The response for the above aggregation:
{
...
"aggregations": {
"centroid": {
"location": {
"lat": 51.00982965203002,
"lon": 3.9662131341174245
},
"count": 6
}
}
}
The geo_centroid
aggregation is more interesting when combined as a sub-aggregation to other bucket aggregations.
Example:
POST /museums/_search?size=0
{
"aggs": {
"cities": {
"terms": { "field": "city.keyword" },
"aggs": {
"centroid": {
"geo_centroid": { "field": "location" }
}
}
}
}
}
The above example uses geo_centroid
as a sub-aggregation to a terms bucket aggregation for finding the central location for museums in each city.

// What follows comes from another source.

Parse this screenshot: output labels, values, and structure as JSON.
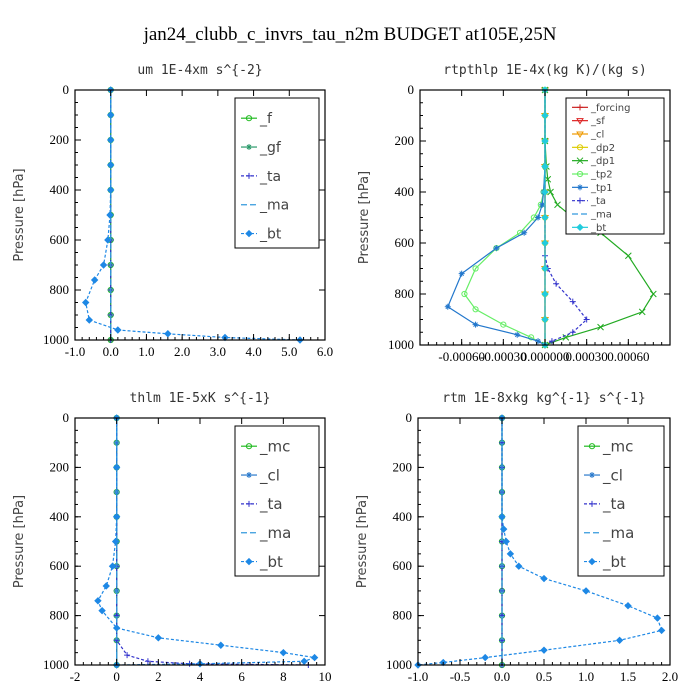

The response for the above aggregation:
{
...
"aggregations": {
"cities": {
"sum_other_doc_count": 0,
"doc_count_error_upper_bound": 0,
"buckets": [
{
"key": "Amsterdam",
"doc_count": 3,
"centroid": {
"location": {
"lat": 52.371655656024814,
"lon": 4.909563297405839
},
"count": 3
}
},
{
"key": "Paris",
"doc_count": 2,
"centroid": {
"location": {
"lat": 48.86055548675358,
"lon": 2.3316944623366
},
"count": 2
}
},
{
"key": "Antwerp",
"doc_count": 1,
"centroid": {
"location": {
"lat": 51.22289997059852,
"lon": 4.40519998781383
},
"count": 1
}
}
]
}
}
}
Geo Centroid Aggregation on geo_shape
fields
The centroid metric for geo-shapes is more nuanced than for points. The centroid of a specific aggregation bucket containing shapes is the centroid of the highest-dimensionality shape type in the bucket. For example, if a bucket contains shapes comprising of polygons and lines, then the lines do not contribute to the centroid metric. Each type of shape’s centroid is calculated differently. Envelopes and circles ingested via the Circle are treated as polygons.

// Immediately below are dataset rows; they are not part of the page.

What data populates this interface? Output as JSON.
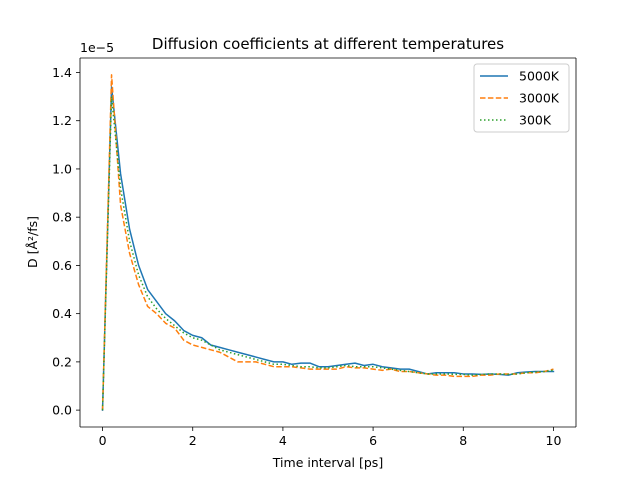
{
  "chart_data": {
    "type": "line",
    "title": "Diffusion coefficients at different temperatures",
    "xlabel": "Time interval [ps]",
    "ylabel": "D [Å²/fs]",
    "y_offset_label": "1e−5",
    "xlim": [
      -0.5,
      10.5
    ],
    "ylim": [
      -0.07,
      1.46
    ],
    "y_multiplier": "1e-5",
    "x_ticks": [
      0,
      2,
      4,
      6,
      8,
      10
    ],
    "x_tick_labels": [
      "0",
      "2",
      "4",
      "6",
      "8",
      "10"
    ],
    "y_ticks": [
      0.0,
      0.2,
      0.4,
      0.6,
      0.8,
      1.0,
      1.2,
      1.4
    ],
    "y_tick_labels": [
      "0.0",
      "0.2",
      "0.4",
      "0.6",
      "0.8",
      "1.0",
      "1.2",
      "1.4"
    ],
    "grid": false,
    "legend_position": "top-right",
    "series": [
      {
        "name": "5000K",
        "color": "#1f77b4",
        "dash": "solid",
        "x": [
          0,
          0.2,
          0.4,
          0.6,
          0.8,
          1.0,
          1.2,
          1.4,
          1.6,
          1.8,
          2.0,
          2.2,
          2.4,
          2.6,
          2.8,
          3.0,
          3.2,
          3.4,
          3.6,
          3.8,
          4.0,
          4.2,
          4.4,
          4.6,
          4.8,
          5.0,
          5.2,
          5.4,
          5.6,
          5.8,
          6.0,
          6.2,
          6.4,
          6.6,
          6.8,
          7.0,
          7.2,
          7.4,
          7.6,
          7.8,
          8.0,
          8.2,
          8.4,
          8.6,
          8.8,
          9.0,
          9.2,
          9.4,
          9.6,
          9.8,
          10.0
        ],
        "y": [
          0.0,
          1.34,
          0.98,
          0.75,
          0.6,
          0.5,
          0.45,
          0.4,
          0.37,
          0.33,
          0.31,
          0.3,
          0.27,
          0.26,
          0.25,
          0.24,
          0.23,
          0.22,
          0.21,
          0.2,
          0.2,
          0.19,
          0.195,
          0.195,
          0.18,
          0.18,
          0.185,
          0.19,
          0.195,
          0.185,
          0.19,
          0.18,
          0.175,
          0.17,
          0.17,
          0.16,
          0.15,
          0.155,
          0.155,
          0.155,
          0.15,
          0.15,
          0.148,
          0.15,
          0.148,
          0.145,
          0.155,
          0.158,
          0.16,
          0.16,
          0.16
        ]
      },
      {
        "name": "3000K",
        "color": "#ff7f0e",
        "dash": "dashed",
        "x": [
          0,
          0.2,
          0.4,
          0.6,
          0.8,
          1.0,
          1.2,
          1.4,
          1.6,
          1.8,
          2.0,
          2.2,
          2.4,
          2.6,
          2.8,
          3.0,
          3.2,
          3.4,
          3.6,
          3.8,
          4.0,
          4.2,
          4.4,
          4.6,
          4.8,
          5.0,
          5.2,
          5.4,
          5.6,
          5.8,
          6.0,
          6.2,
          6.4,
          6.6,
          6.8,
          7.0,
          7.2,
          7.4,
          7.6,
          7.8,
          8.0,
          8.2,
          8.4,
          8.6,
          8.8,
          9.0,
          9.2,
          9.4,
          9.6,
          9.8,
          10.0
        ],
        "y": [
          0.0,
          1.39,
          0.85,
          0.65,
          0.52,
          0.43,
          0.4,
          0.36,
          0.34,
          0.29,
          0.27,
          0.26,
          0.25,
          0.24,
          0.22,
          0.2,
          0.2,
          0.2,
          0.19,
          0.18,
          0.18,
          0.18,
          0.175,
          0.17,
          0.17,
          0.17,
          0.17,
          0.18,
          0.175,
          0.175,
          0.17,
          0.165,
          0.17,
          0.16,
          0.16,
          0.155,
          0.15,
          0.145,
          0.145,
          0.14,
          0.14,
          0.14,
          0.145,
          0.145,
          0.15,
          0.15,
          0.15,
          0.155,
          0.155,
          0.16,
          0.17
        ]
      },
      {
        "name": "300K",
        "color": "#2ca02c",
        "dash": "dotted",
        "x": [
          0,
          0.2,
          0.4,
          0.6,
          0.8,
          1.0,
          1.2,
          1.4,
          1.6,
          1.8,
          2.0,
          2.2,
          2.4,
          2.6,
          2.8,
          3.0,
          3.2,
          3.4,
          3.6,
          3.8,
          4.0,
          4.2,
          4.4,
          4.6,
          4.8,
          5.0,
          5.2,
          5.4,
          5.6,
          5.8,
          6.0,
          6.2,
          6.4,
          6.6,
          6.8,
          7.0,
          7.2,
          7.4,
          7.6,
          7.8,
          8.0,
          8.2,
          8.4,
          8.6,
          8.8,
          9.0,
          9.2,
          9.4,
          9.6,
          9.8,
          10.0
        ],
        "y": [
          0.0,
          1.3,
          0.92,
          0.7,
          0.56,
          0.47,
          0.42,
          0.38,
          0.35,
          0.32,
          0.3,
          0.29,
          0.27,
          0.25,
          0.24,
          0.23,
          0.22,
          0.21,
          0.2,
          0.19,
          0.19,
          0.185,
          0.18,
          0.18,
          0.175,
          0.175,
          0.18,
          0.185,
          0.18,
          0.18,
          0.18,
          0.175,
          0.17,
          0.165,
          0.16,
          0.155,
          0.15,
          0.15,
          0.15,
          0.148,
          0.148,
          0.145,
          0.148,
          0.15,
          0.15,
          0.148,
          0.15,
          0.155,
          0.158,
          0.16,
          0.165
        ]
      }
    ]
  }
}
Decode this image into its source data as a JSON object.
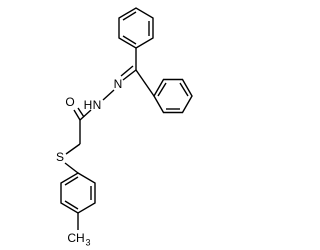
{
  "atoms": {
    "oxygen": "O",
    "imine_nitrogen": "N",
    "amide_hydrogen": "H",
    "amide_nitrogen": "N",
    "sulfur": "S",
    "methyl": "CH",
    "methyl_subscript": "3"
  }
}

Geometry Type | Centroid Calculation |
---|---|
[Multi]Point | equally weighted average of all the coordinates |
[Multi]LineString | a weighted average of all the centroids of each segment, where the weight of each segment is its length in degrees |
[Multi]Polygon | a weighted average of all the centroids of all the triangles of a polygon where the triangles are formed by every two consecutive vertices and the starting-point. holes have negative weights. weights represent the area of the triangle in deg^2 calculated |
GeometryCollection | The centroid of all the underlying geometries with the highest dimension. If Polygons and Lines and/or Points, then lines and/or points are ignored. If Lines and Points, then points are ignored |
Example:
PUT /places
{
"mappings": {
"properties": {
"geometry": {
"type": "geo_shape"
}
}
}
}
POST /places/_bulk?refresh
{"index":{"_id":1}}
{"name": "NEMO Science Museum", "geometry": "POINT(4.912350 52.374081)" }
{"index":{"_id":2}}
{"name": "Sportpark De Weeren", "geometry": { "type": "Polygon", "coordinates": [ [ [ 4.965305328369141, 52.39347642069457 ], [ 4.966979026794433, 52.391721758934835 ], [ 4.969425201416015, 52.39238958618537 ], [ 4.967944622039794, 52.39420969150824 ], [ 4.965305328369141, 52.39347642069457 ] ] ] } }
POST /places/_search?size=0
{
"aggs": {
"centroid": {
"geo_centroid": {
"field": "geometry"
}
}
}
}
{
...
"aggregations": {
"centroid": {
"location": {
"lat": 52.39296147599816,
"lon": 4.967404240742326
},
"count": 2
}
}
}
Using geo_centroid
as a sub-aggregation of geohash_grid
The geohash_grid
aggregation places documents, not individual geo-points, into buckets. If a document’s geo_point
field contains multiple values, the document could be assigned to multiple buckets, even if one or more of its geo-points are outside the bucket boundaries.
If a geocentroid
sub-aggregation is also used, each centroid is calculated using all geo-points in a bucket, including those outside the bucket boundaries. This can result in centroids outside of bucket boundaries.